Andrew Sykes is recipient of Schwartz Distinguished Faculty Award
Sykes was recognized for contributing to the success of USD’s Chemistry Department by helping to revise Honors Chemistry, making the course an important recruiting and retention tool for the chemistry department. He is also involved with the First Year Experience course teaching incoming first-year students issues that are related to science and technology. When he isn’t teaching, Sykes has been a prolific scholar writing 18 research articles, including three articles that have been published in the past year in journals with international circulation and he is the co-director of chemistry’s Northern Great Plains Undergraduate Research Center (NPURC), one of only five National Foundation sites in the country.
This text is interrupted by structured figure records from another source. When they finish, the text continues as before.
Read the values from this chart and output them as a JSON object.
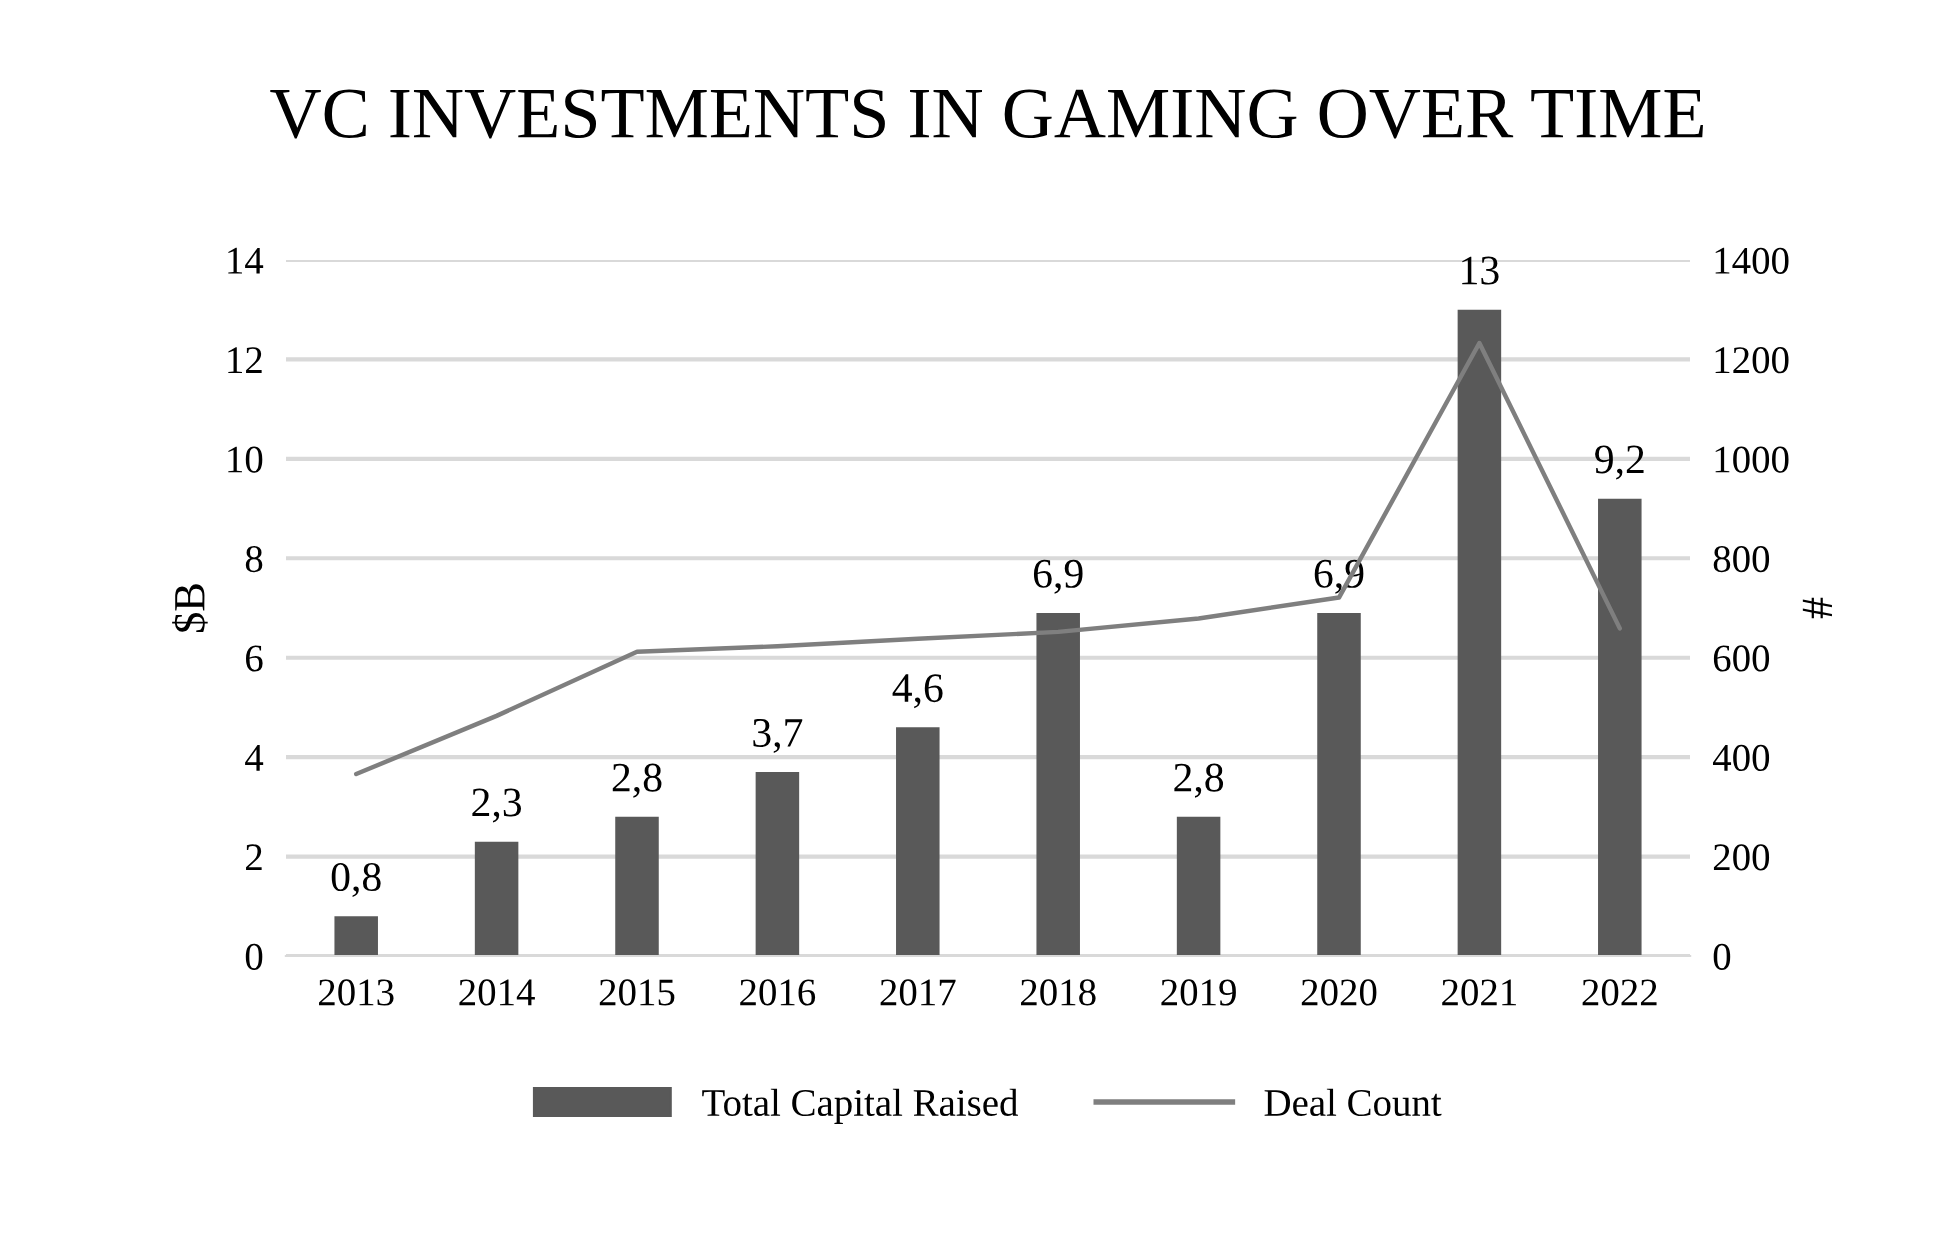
{
  "chart_data": {
    "type": "bar",
    "title": "VC INVESTMENTS IN GAMING OVER TIME",
    "ylabel": "$B",
    "y2label": "#",
    "categories": [
      "2013",
      "2014",
      "2015",
      "2016",
      "2017",
      "2018",
      "2019",
      "2020",
      "2021",
      "2022"
    ],
    "series": [
      {
        "name": "Total Capital Raised",
        "color": "#595959",
        "values": [
          0.8,
          2.3,
          2.8,
          3.7,
          4.6,
          6.9,
          2.8,
          6.9,
          13,
          9.2
        ],
        "value_labels": [
          "0,8",
          "2,3",
          "2,8",
          "3,7",
          "4,6",
          "6,9",
          "2,8",
          "6,9",
          "13",
          "9,2"
        ]
      },
      {
        "name": "Deal Count",
        "type": "line",
        "axis": "y2",
        "color": "#7f7f7f",
        "values": [
          366,
          483,
          612,
          623,
          638,
          652,
          679,
          721,
          1233,
          659
        ]
      }
    ],
    "ylim": [
      0,
      14
    ],
    "yticks": [
      0,
      2,
      4,
      6,
      8,
      10,
      12,
      14
    ],
    "y2lim": [
      0,
      1400
    ],
    "y2ticks": [
      0,
      200,
      400,
      600,
      800,
      1000,
      1200,
      1400
    ],
    "grid": "y",
    "legend": "bottom",
    "marker": "none",
    "line_style": "solid"
  }
}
NPURC reaches out to chemistry undergraduates throughout the region. Sykes has been involved in working with students from tribal colleges and conducting workshops at Sinte Gleska University and Fort Berthold Community College in North Dakota. Sykes, through NPURC, will host a nanoscience workshop on the USD campus for native students next summer. The Truman and Beverly Schwartz Distinguished Faculty Award is awarded every third year to an outstanding tenured faculty member in the College of Arts and Sciences who has demonstrated a truly exceptional level of creativity and productivity in scholarship, teaching and service, and who shows great promise of continuing such achievement. Sykes is the second recipient of the award. The award is named for Truman and Beverly Schwartz, who donated land to the USD Foundation. Following the sale of the land, the proceeds were used to establish an endowment to fund the award. Kurt
Hackemer, Ph.D., associate academic dean for the College of Arts and Sciences, was the inaugural recipient of the award.